Daniel’s purpose was to point to the time when the Messiah would be “cut off” – “in the middle of the [70th] week” – or in AD 30 – at which time the Temple sacrifices would become ineffectual. According to the Epistle to the Hebrews, the Jews of the first century were implored to accept the “once for all” sacrifice of the Messiah (Hebrews 10:10). As more Jews were converted over time, the sacrifices in the Temple would have gradually ceased. However, the rejection of the Messiah by the majority of Jews after AD 30 was the cause of Jerusalem’s utter destruction 40 years later.
Even until the consummation — This refers to the actual cessation of the sacrifices caused by the destruction of the Temple. Jesus in fact, made the sacrifices in the Temple ineffectual in AD 30. However, the continuing sacrifices coupled with the unbelief of the Jews led to the “abomination that causes desolation.” The destruction of the Temple was the final effect.
That determined shall be poured upon the desolate — This refers to the declaration of Jesus in Matthew 24:34 that “this generation shall not pass, till all these things be fulfilled.” The Temple would be destroyed before “this generation” should pass away. A period of 40 years, or a biblical generation, was determined until the wrath of God was to be poured out upon the Temple at Jerusalem causing the sacrifices to become “desolate” in visible reality.

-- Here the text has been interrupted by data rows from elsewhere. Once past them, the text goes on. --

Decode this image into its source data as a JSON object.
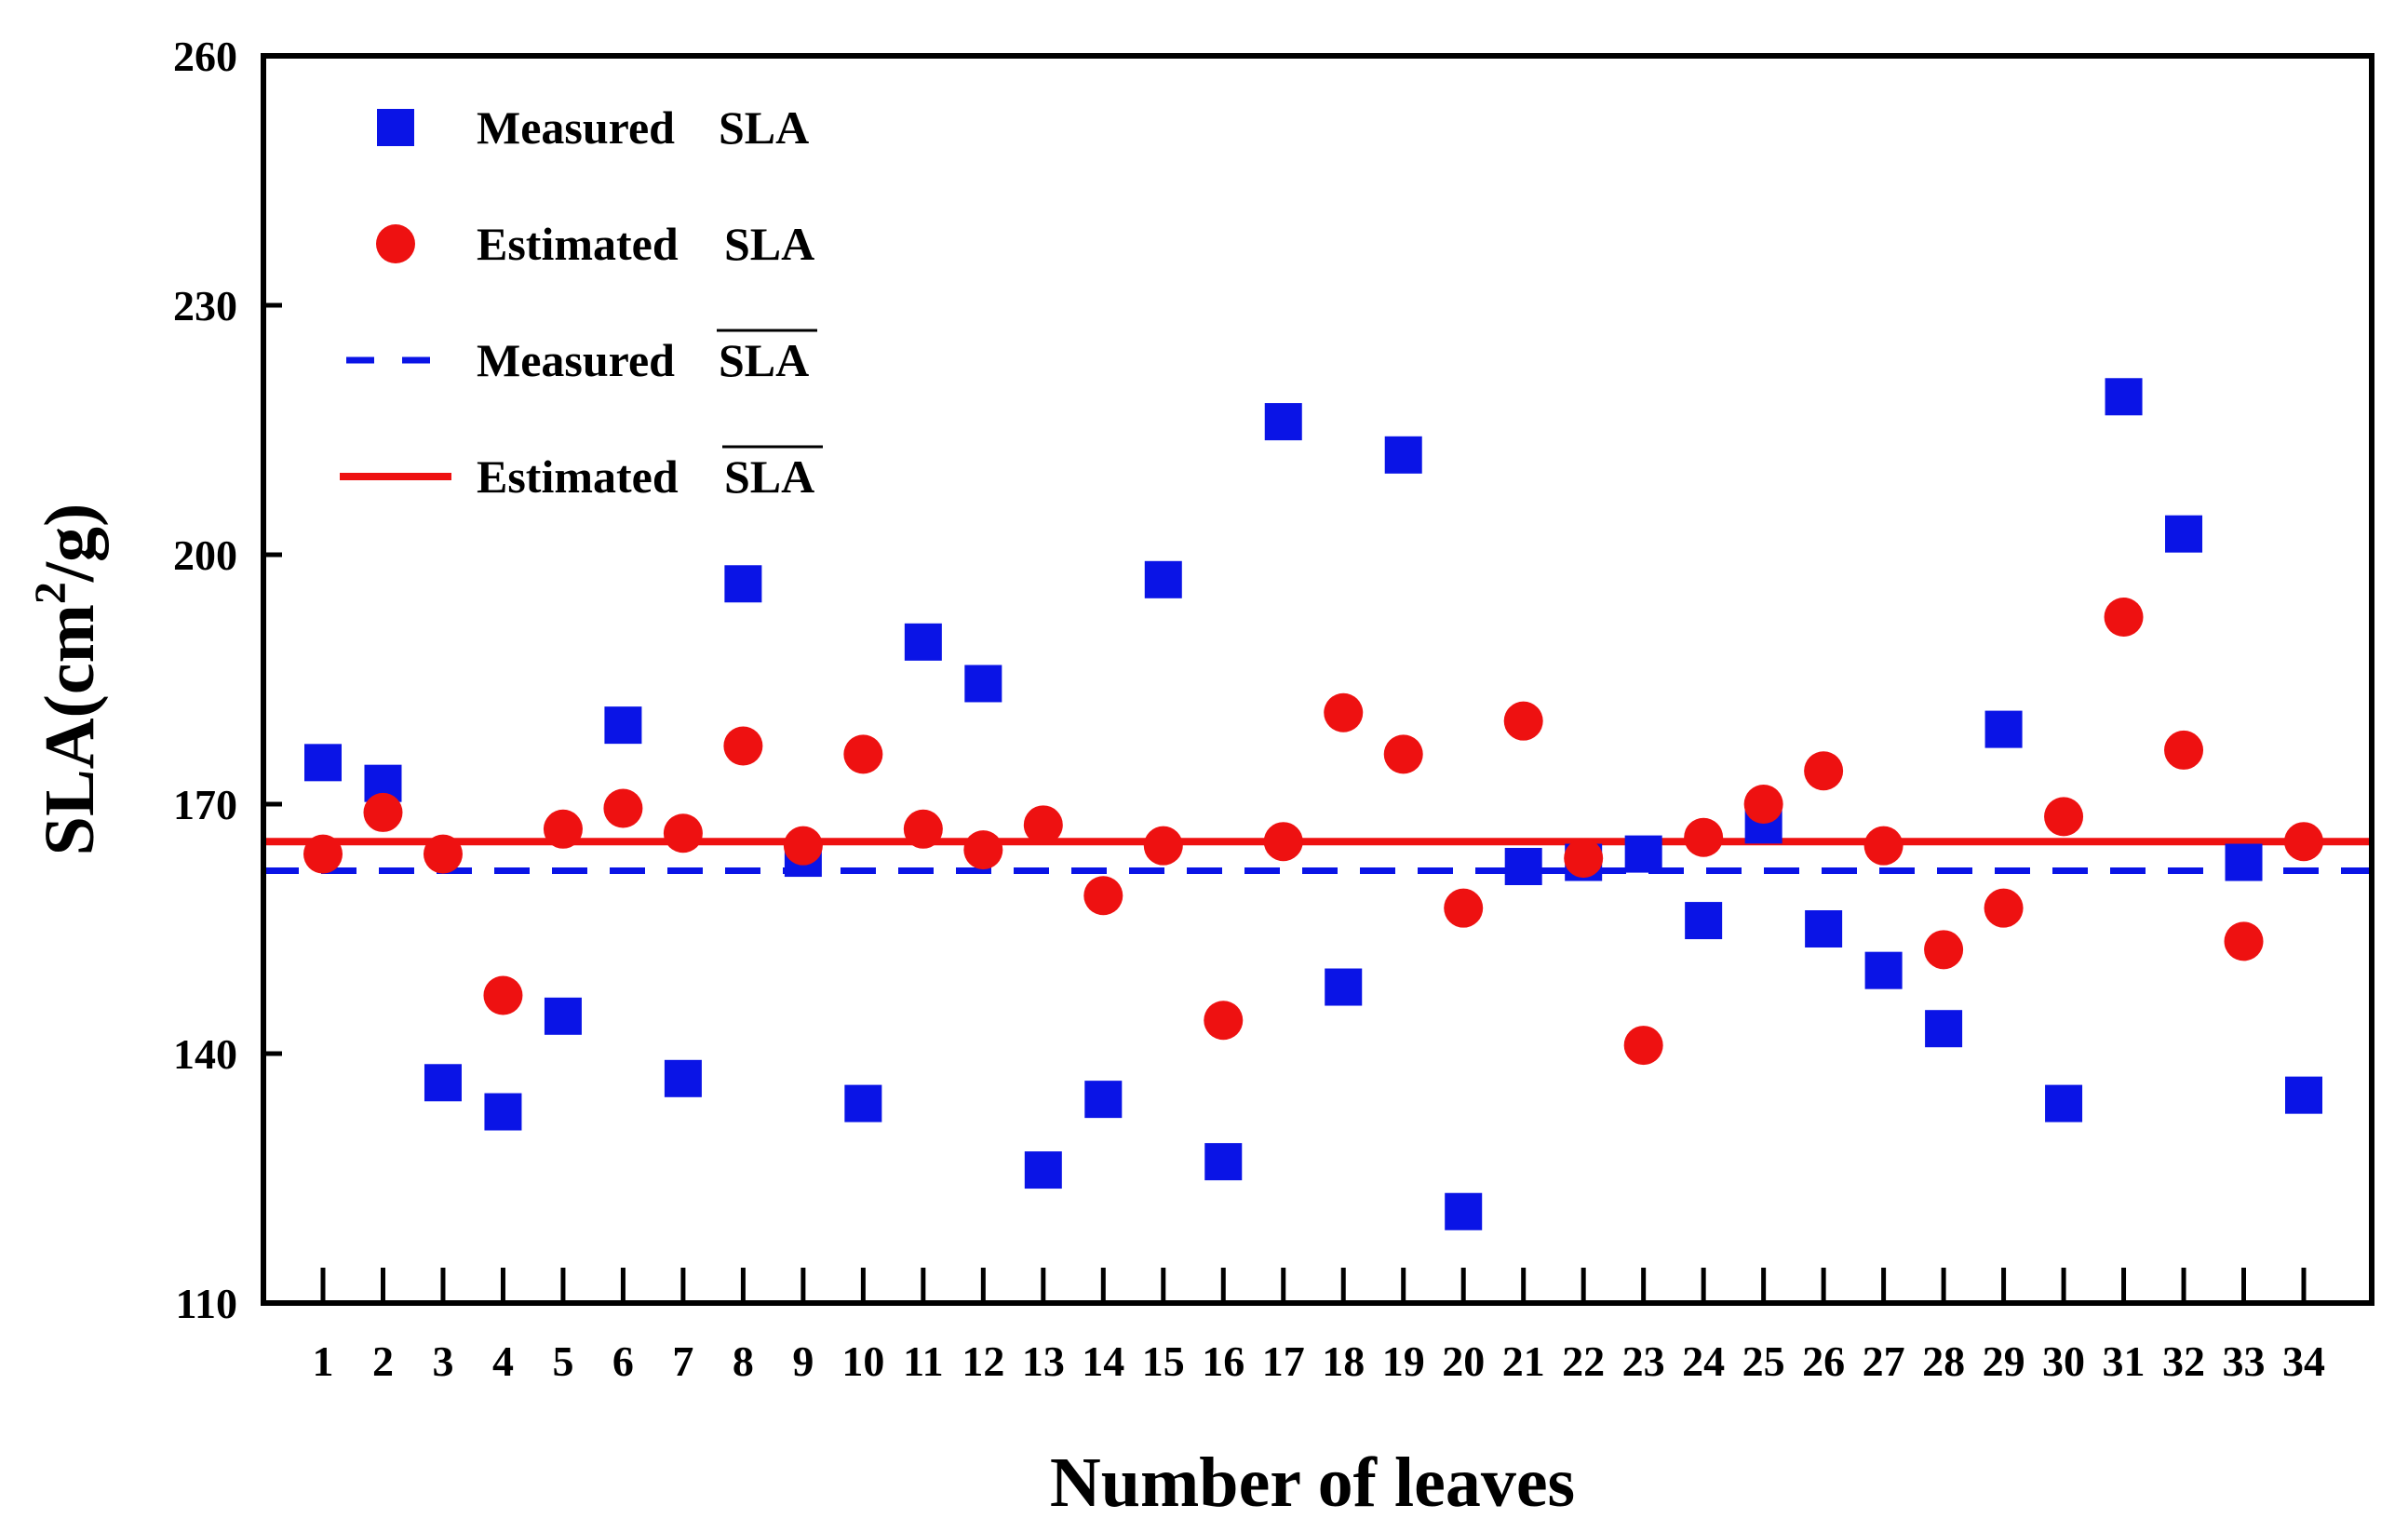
{
  "chart_data": {
    "type": "scatter",
    "title": "",
    "xlabel": "Number of leaves",
    "ylabel_main": "SLA(cm",
    "ylabel_sup": "2",
    "ylabel_tail": "/g)",
    "ylim": [
      110,
      260
    ],
    "yticks": [
      110,
      140,
      170,
      200,
      230,
      260
    ],
    "categories": [
      "1",
      "2",
      "3",
      "4",
      "5",
      "6",
      "7",
      "8",
      "9",
      "10",
      "11",
      "12",
      "13",
      "14",
      "15",
      "16",
      "17",
      "18",
      "19",
      "20",
      "21",
      "22",
      "23",
      "24",
      "25",
      "26",
      "27",
      "28",
      "29",
      "30",
      "31",
      "32",
      "33",
      "34"
    ],
    "series": [
      {
        "name": "Measured SLA",
        "label_word": "Measured",
        "label_sym": "SLA",
        "marker": "square",
        "color": "#0a14e6",
        "values": [
          175,
          172.5,
          136.5,
          133,
          144.5,
          179.5,
          137,
          196.5,
          163.5,
          134,
          189.5,
          184.5,
          126,
          134.5,
          197,
          127,
          216,
          148,
          212,
          121,
          162.5,
          163,
          164,
          156,
          167.5,
          155,
          150,
          143,
          179,
          134,
          219,
          202.5,
          163,
          135
        ]
      },
      {
        "name": "Estimated SLA",
        "label_word": "Estimated",
        "label_sym": "SLA",
        "marker": "circle",
        "color": "#ee1111",
        "values": [
          164,
          169,
          164,
          147,
          167,
          169.5,
          166.5,
          177,
          165,
          176,
          167,
          164.5,
          167.5,
          159,
          165,
          144,
          165.5,
          181,
          176,
          157.5,
          180,
          163.5,
          141,
          166,
          170,
          174,
          165,
          152.5,
          157.5,
          168.5,
          192.5,
          176.5,
          153.5,
          165.5
        ]
      }
    ],
    "mean_lines": [
      {
        "name": "Measured mean SLA",
        "label_word": "Measured",
        "label_sym": "SLA",
        "value": 162,
        "style": "dashed",
        "color": "#0a14e6"
      },
      {
        "name": "Estimated mean SLA",
        "label_word": "Estimated",
        "label_sym": "SLA",
        "value": 165.5,
        "style": "solid",
        "color": "#ee1111"
      }
    ],
    "legend_position": "top-left"
  }
}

If the 490 years also refers to the time when the Temple would be destroyed, then this leaves a gap of an extra 36 years that does not fit into the 490 year timeline. Some preterists have taught that Stephen’s sermon to the Jews in Acts 7 and his resulting martyrdom occurred at the end of the 490 year time period after the death of Christ. Thus the time period from the Passover of AD 30 to Stephen’s martyrdom in AD 34 represented the second part of the seventieth week. I personally find this view to be a strained conjecture. Stephen’s sermon is simply irrelevant to Daniel’s prophecy and nowhere are we given the exact year of his death.
Since Jesus gave a specific 40 year prediction concerning the destruction of the Temple – the Mount Olivet Discourse in AD 30 to the destruction of Jerusalem in AD 70 – we do not need to search for a solution to the supposed problem of a “missing part of the seventieth week.”
Does this mean Jesus ministered for exactly three-and-a-half years?
It should be noted that Jesus is portrayed as having participated in three Passover celebrations in the Gospels. If He began His public ministry in the fall of AD 27, then the Passovers in 28, 29 and 30 would fulfill those references. The last Passover when Jesus was crucified was the “middle of the week.” However, it is not the “middle” in the sense of an exact center point bisecting a line. Although it is popularly taught on the basis of Daniel 9:27 that Jesus’ public ministry lasted exactly three-and-a-half years, I do not hold the view that the “middle” means the exact center. In fact, the three Passovers recorded in the Gospels only necessitate the length of Jesus’ ministry to be around two-and-a-half years, not three-and-half.